The book isn’t just a tale of survival. The author, who has held various positions of importance and brought meaningful changes to the banking and finance ecosystem of Pakistan, also looks at the alarming institutional decay of PIA. The national flag carrier once played a pivotal role in getting airlines such as Emirates and others across the Middle East, Africa and Asia, get off the ground. Unfortunately, PIA’s Flight 8303 was the sixth plane to crash in Pakistani airspace within a decade.
Masud examines the arrogance of pilots who, like the pilot of his plane, ignore rules while flying, risking the lives of innocent passengers. He listened to the recordings of the the pilot ignoring instructions from air traffic control. He questions why, despite all the incidents of negligence or incompetence by flight crews, ground control and maintenance officials, nothing changes to ensure passenger safety?
There are passages in the book that readers may find insignificant to the story of the crash but Masud has used the wide angle lens to then zero in on real matters. He reflects on many things that have been going on inside his head since the crash. With the resolve of helping society during this second chance on life, Masud is humble enough to know that he is not a chosen one but a privileged one to be allowed to carry on.

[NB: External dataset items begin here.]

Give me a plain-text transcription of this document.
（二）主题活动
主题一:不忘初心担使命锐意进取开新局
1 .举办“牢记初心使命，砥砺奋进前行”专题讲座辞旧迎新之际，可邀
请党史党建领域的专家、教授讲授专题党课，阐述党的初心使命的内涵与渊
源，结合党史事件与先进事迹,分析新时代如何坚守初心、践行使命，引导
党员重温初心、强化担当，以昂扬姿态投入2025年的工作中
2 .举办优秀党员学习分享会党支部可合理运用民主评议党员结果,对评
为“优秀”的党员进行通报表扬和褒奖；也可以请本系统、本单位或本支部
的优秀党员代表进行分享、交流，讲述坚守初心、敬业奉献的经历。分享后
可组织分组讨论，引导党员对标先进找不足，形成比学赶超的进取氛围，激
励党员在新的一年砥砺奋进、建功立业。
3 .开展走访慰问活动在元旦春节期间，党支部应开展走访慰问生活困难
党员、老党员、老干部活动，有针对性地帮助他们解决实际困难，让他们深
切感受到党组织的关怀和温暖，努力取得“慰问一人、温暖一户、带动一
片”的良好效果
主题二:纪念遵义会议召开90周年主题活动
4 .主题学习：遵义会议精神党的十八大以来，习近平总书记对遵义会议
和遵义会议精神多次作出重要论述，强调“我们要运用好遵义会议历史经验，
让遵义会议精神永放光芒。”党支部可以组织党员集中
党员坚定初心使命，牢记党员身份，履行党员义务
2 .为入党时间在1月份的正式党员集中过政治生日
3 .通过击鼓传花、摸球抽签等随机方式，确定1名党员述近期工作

Masud had had his spinal cord displaced, broken one of his hands, had multiple fractures and torn ligaments in his legs and had his back burnt. He required multiple surgeries. He began seeing a psychologist while still on his hospital bed to address the possibility of post-traumatic stress disorder. Nevertheless, he was working from his hospital bed just a month after the crash. Eventually, he gathered the courage to travel back to Lahore just four months after the crash, by air on the same route, with the same airline, on the same seat.
Masud has pulled through a long and painful process of recovery, helped by his iron-willed tenacity and drive to continue working and to remain useful to those around him. It is an excruciatingly slow recovery, physical as well as emotional, which continues. This first-hand account is a testament to it.
By Shazia Hasan (@HasanShazia). Published in Dawn, Books & Authors, May 18th, 2025
The reviewer is a member of Dawn’s staff.